Театр — такая неосязаемая вещь, его невозможно пересказать. Это фильм можно пересмотреть, а спектакль от спектакля отличается. Театральные фанаты знают любимые постановки до мелочей и ловят кайф от того, что сегодня было по-другому, чем в прошлый раз. Я играл с Евстигнеевым и не могу пересказать, насколько он был прекрасен. Космос!
— Вы чувствуете себя больше театральным или киношным актером?
— Всё, что я умею, — это театр. Да я и не знаю суперкиношных актеров. В театре я репетирую годами, оттачиваю интонации, голос, движения. В кино же пришел и за один раз, если умеешь, всё делаешь. Это раньше уезжали на съемки на полгода в экспедицию, обживали костюмы, репетировали. Сейчас такого нет. Фильм «От печали до радости» мы сняли за 29 съемочных дней. Гораздо легче было бы, если бы нам дали полтора-два месяца.
— Вы как-то сказали, что актеры мало чем отличаются от детей. Мол, солидному, серьезному человеку «играть» в голову не придет.

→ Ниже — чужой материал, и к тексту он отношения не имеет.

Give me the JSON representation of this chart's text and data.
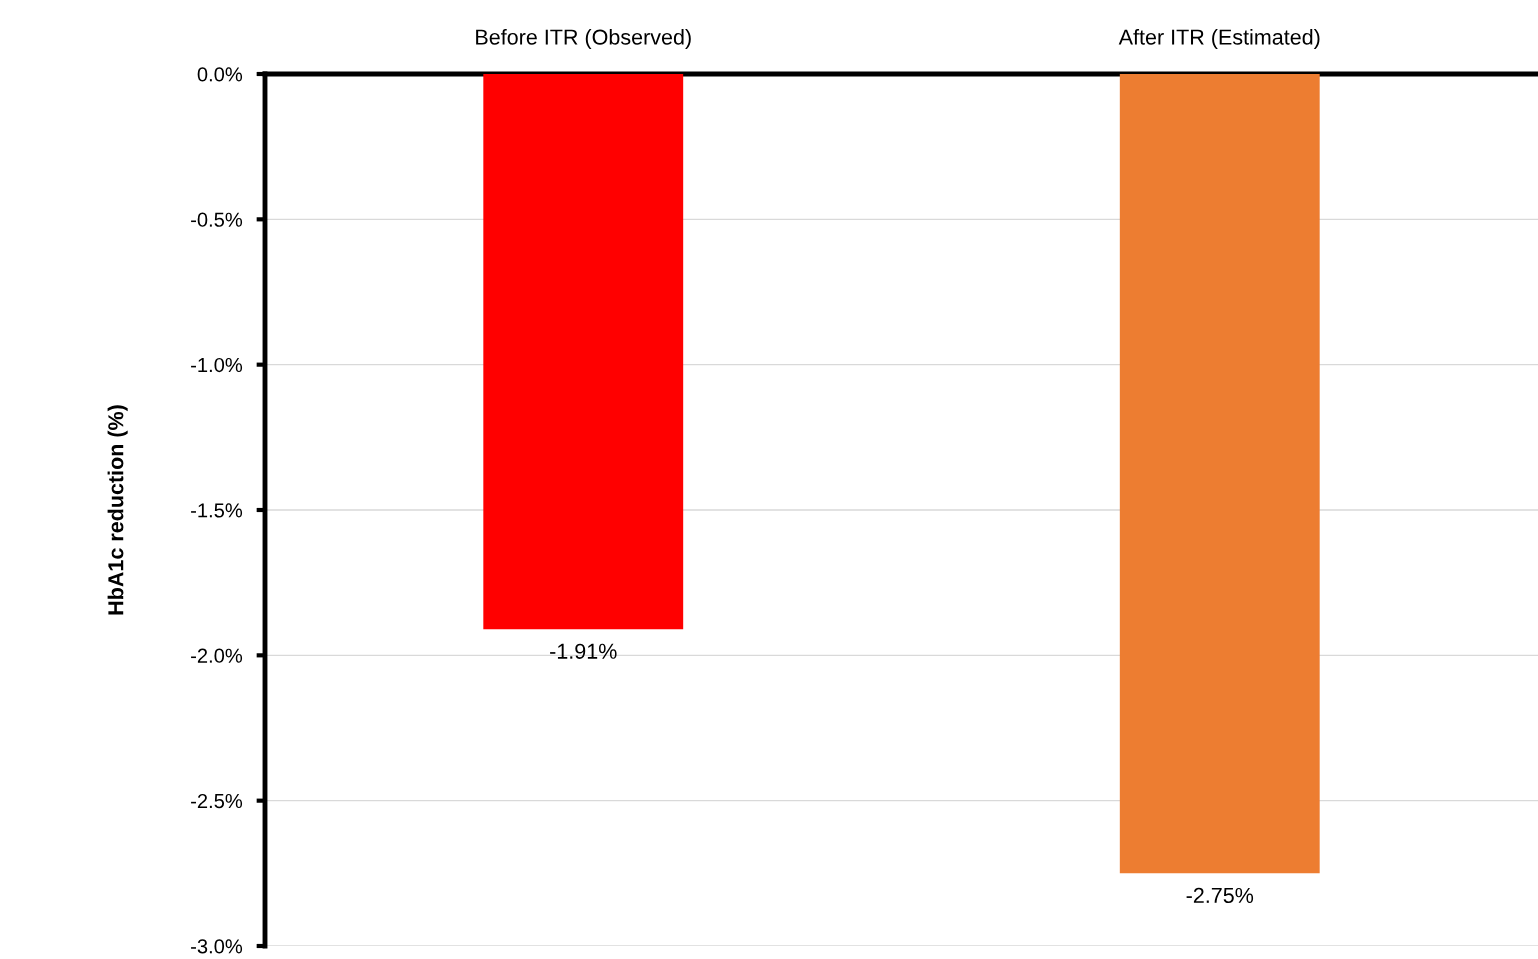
{
  "chart_data": {
    "type": "bar",
    "ylabel": "HbA1c reduction (%)",
    "categories": [
      "Before ITR (Observed)",
      "After ITR (Estimated)"
    ],
    "values": [
      -1.91,
      -2.75
    ],
    "colors": [
      "#ff0000",
      "#ed7d31"
    ],
    "value_labels": [
      "-1.91%",
      "-2.75%"
    ],
    "ylim": [
      -3.0,
      0.0
    ],
    "yticks": [
      {
        "value": 0.0,
        "label": "0.0%"
      },
      {
        "value": -0.5,
        "label": "-0.5%"
      },
      {
        "value": -1.0,
        "label": "-1.0%"
      },
      {
        "value": -1.5,
        "label": "-1.5%"
      },
      {
        "value": -2.0,
        "label": "-2.0%"
      },
      {
        "value": -2.5,
        "label": "-2.5%"
      },
      {
        "value": -3.0,
        "label": "-3.0%"
      }
    ],
    "grid": "y",
    "legend": false
  }
}
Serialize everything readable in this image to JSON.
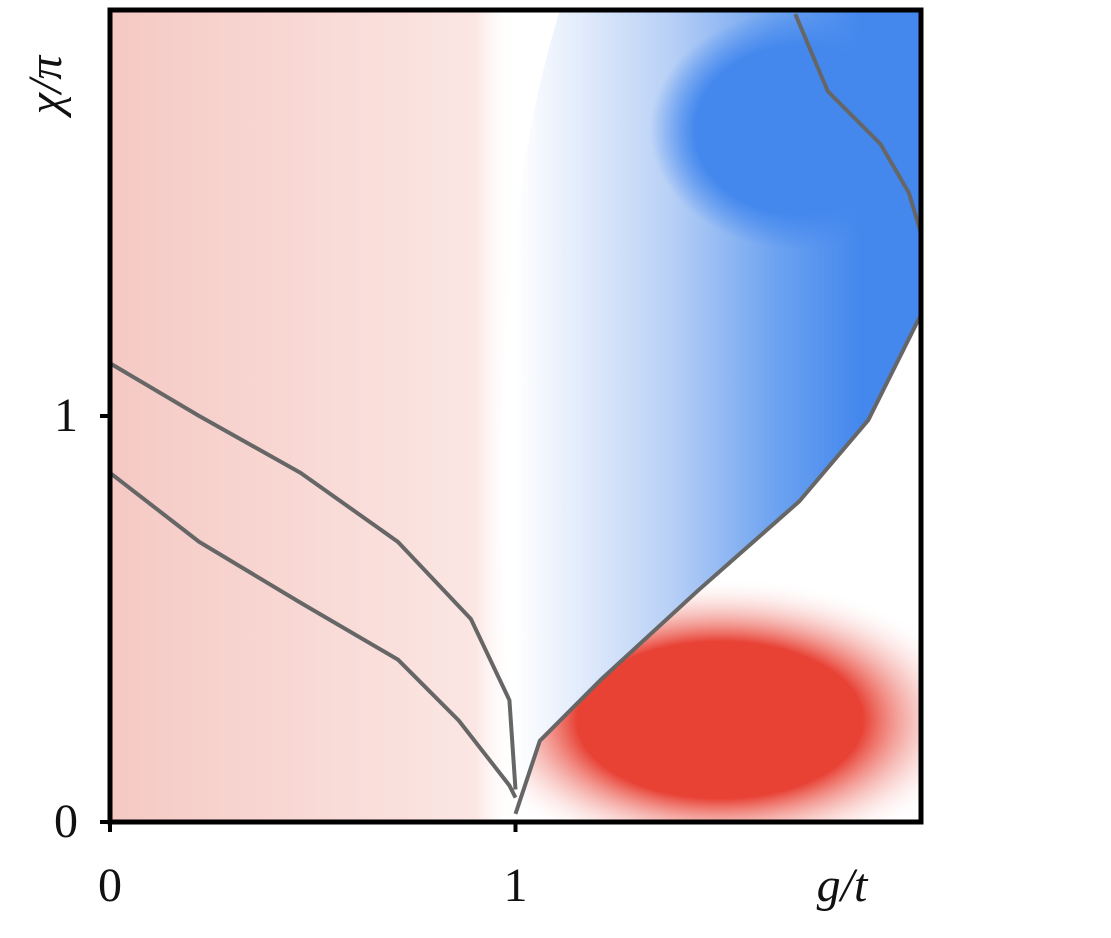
{
  "chart_data": {
    "type": "heatmap",
    "x_label": "g/t",
    "y_label": "χ/π",
    "xlim": [
      0,
      2
    ],
    "ylim": [
      0,
      2
    ],
    "xticks": [
      0,
      1
    ],
    "yticks": [
      0,
      1
    ],
    "contour_color": "#666666",
    "contours": [
      {
        "x": [
          0,
          0.22,
          0.47,
          0.71,
          0.89,
          0.985,
          1.0
        ],
        "y": [
          1.13,
          1.0,
          0.86,
          0.69,
          0.5,
          0.3,
          0.08
        ]
      },
      {
        "x": [
          0,
          0.22,
          0.47,
          0.71,
          0.86,
          0.985,
          1.0
        ],
        "y": [
          0.86,
          0.69,
          0.54,
          0.4,
          0.25,
          0.09,
          0.06
        ]
      },
      {
        "x": [
          1.0,
          1.06,
          1.21,
          1.45,
          1.7,
          1.87,
          2.0
        ],
        "y": [
          0.02,
          0.2,
          0.35,
          0.57,
          0.79,
          0.99,
          1.25
        ]
      },
      {
        "x": [
          1.69,
          1.77,
          1.9,
          1.97,
          2.0
        ],
        "y": [
          1.99,
          1.8,
          1.67,
          1.55,
          1.45
        ]
      }
    ]
  }
}
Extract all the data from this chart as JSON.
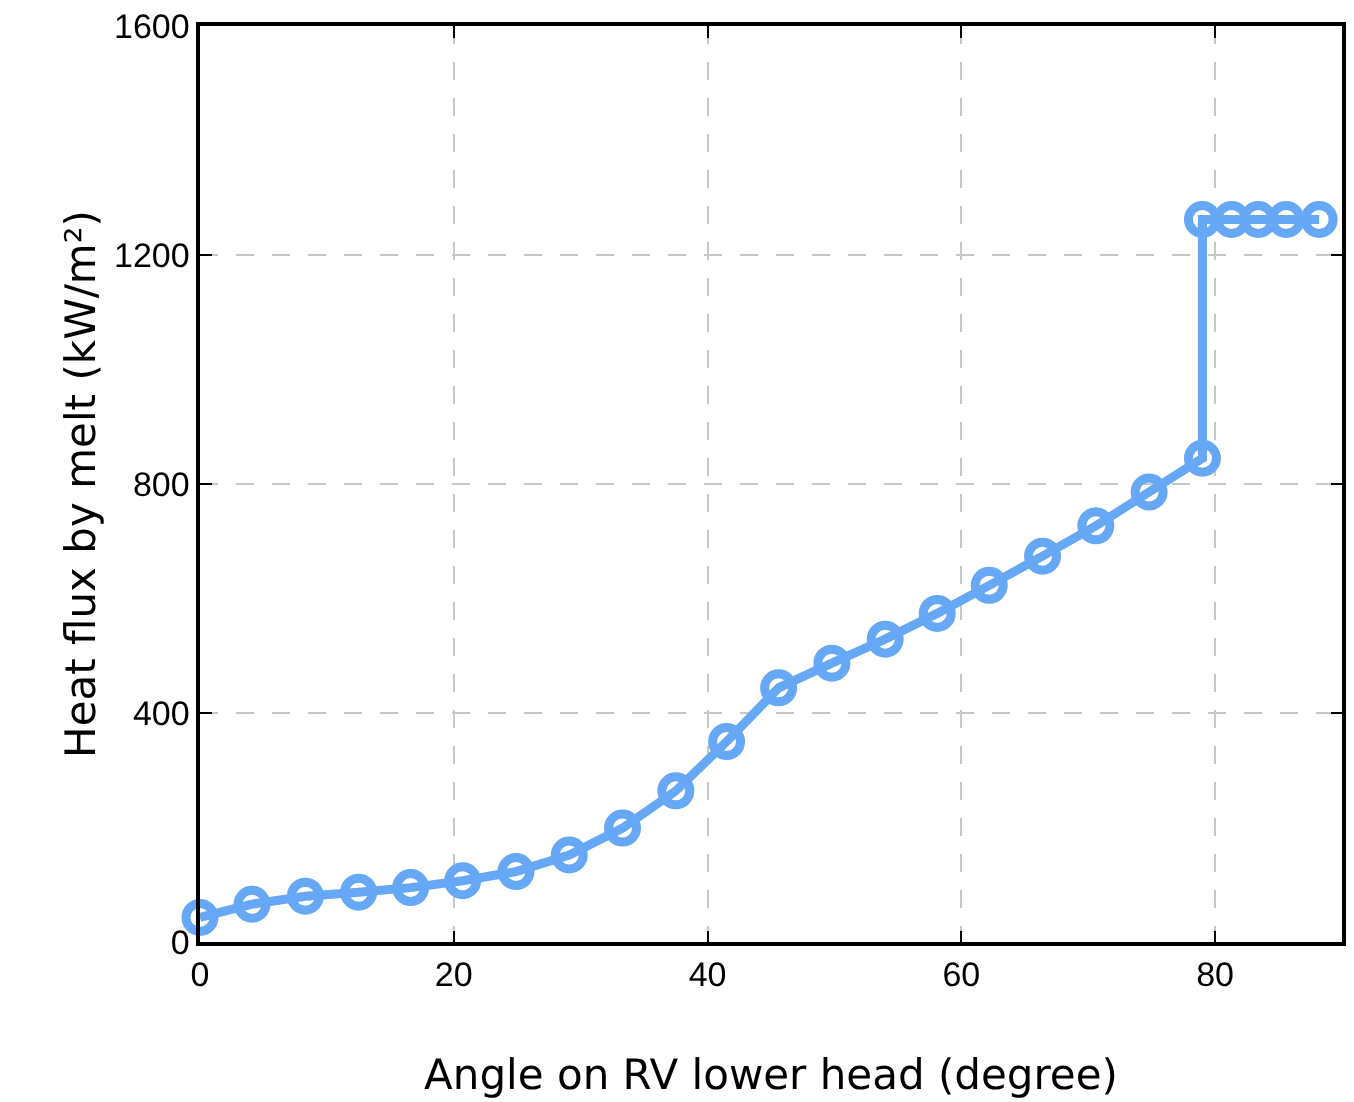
{
  "chart_data": {
    "type": "line",
    "xlabel": "Angle on RV lower head (degree)",
    "ylabel": "Heat flux by melt (kW/m²)",
    "x": [
      0,
      4.1,
      8.3,
      12.5,
      16.6,
      20.7,
      24.9,
      29.1,
      33.3,
      37.5,
      41.5,
      45.6,
      49.8,
      54,
      58.1,
      62.2,
      66.4,
      70.6,
      74.8,
      79,
      79,
      81.3,
      83.4,
      85.6,
      88.2
    ],
    "series": [
      {
        "color": "#66a8f5",
        "values": [
          43,
          66,
          80,
          87,
          95,
          107,
          123,
          152,
          199,
          264,
          350,
          444,
          487,
          529,
          574,
          623,
          674,
          727,
          786,
          845,
          1262,
          1262,
          1262,
          1262,
          1262
        ]
      }
    ],
    "xlim": [
      0,
      90
    ],
    "xticks": [
      0,
      20,
      40,
      60,
      80
    ],
    "ylim": [
      0,
      1600
    ],
    "yticks": [
      0,
      400,
      800,
      1200,
      1600
    ],
    "grid": true,
    "marker": "circle",
    "line_style": "solid"
  }
}
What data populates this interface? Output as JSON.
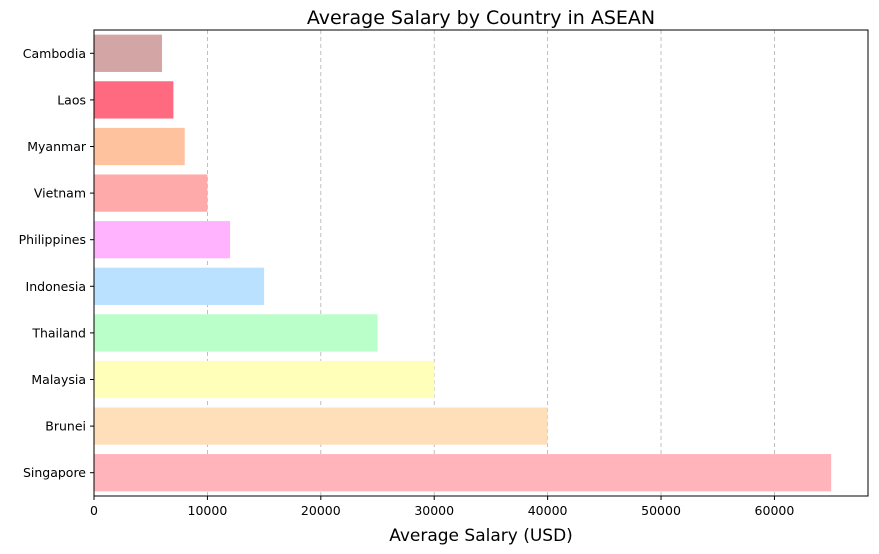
{
  "chart_data": {
    "type": "bar",
    "orientation": "horizontal",
    "title": "Average Salary by Country in ASEAN",
    "xlabel": "Average Salary (USD)",
    "ylabel": "",
    "categories": [
      "Singapore",
      "Brunei",
      "Malaysia",
      "Thailand",
      "Indonesia",
      "Philippines",
      "Vietnam",
      "Myanmar",
      "Laos",
      "Cambodia"
    ],
    "values": [
      65000,
      40000,
      30000,
      25000,
      15000,
      12000,
      10000,
      8000,
      7000,
      6000
    ],
    "colors": [
      "#ffb3ba",
      "#ffdfba",
      "#ffffba",
      "#baffc9",
      "#bae1ff",
      "#ffb3ff",
      "#ffaaaa",
      "#ffc29f",
      "#ff6a80",
      "#d4a5a5"
    ],
    "xlim": [
      0,
      68250
    ],
    "xticks": [
      0,
      10000,
      20000,
      30000,
      40000,
      50000,
      60000
    ],
    "xtick_labels": [
      "0",
      "10000",
      "20000",
      "30000",
      "40000",
      "50000",
      "60000"
    ],
    "grid": {
      "x": true,
      "y": false,
      "style": "dashed"
    }
  }
}
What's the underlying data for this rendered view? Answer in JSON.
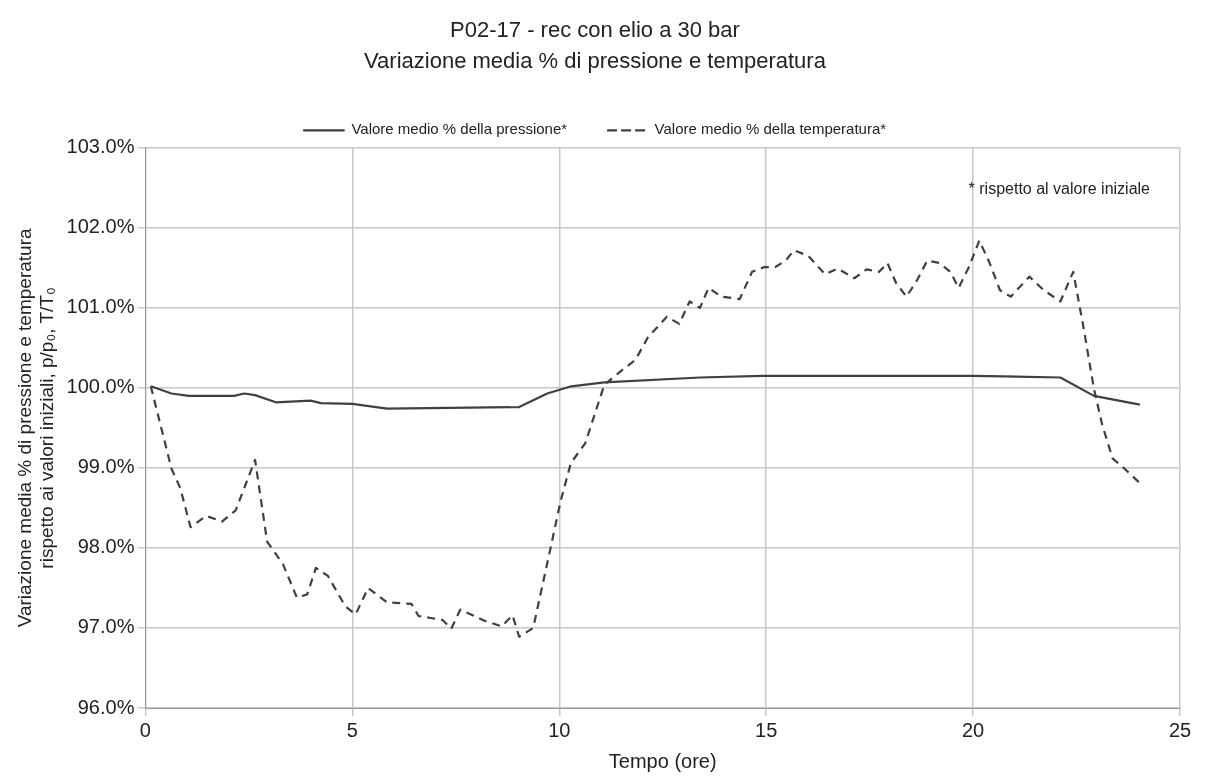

— Да, только дети могут играть и создавать иллюзию в себе. Взрослому человеку, если он не актер, несвойственно создавать миры вокруг себя. Причем в этот момент актер такой уязвимый, ранимый, можно что угодно с этим человеком сделать. Как с ребенком. На сцену выходишь, душу открываешь, и всё — ты уязвим. Все наши «старики» — и Ширвиндт, и Аросева, и Державин — как дети, до конца. Актерство — это вирус, при котором душа не стареет никогда.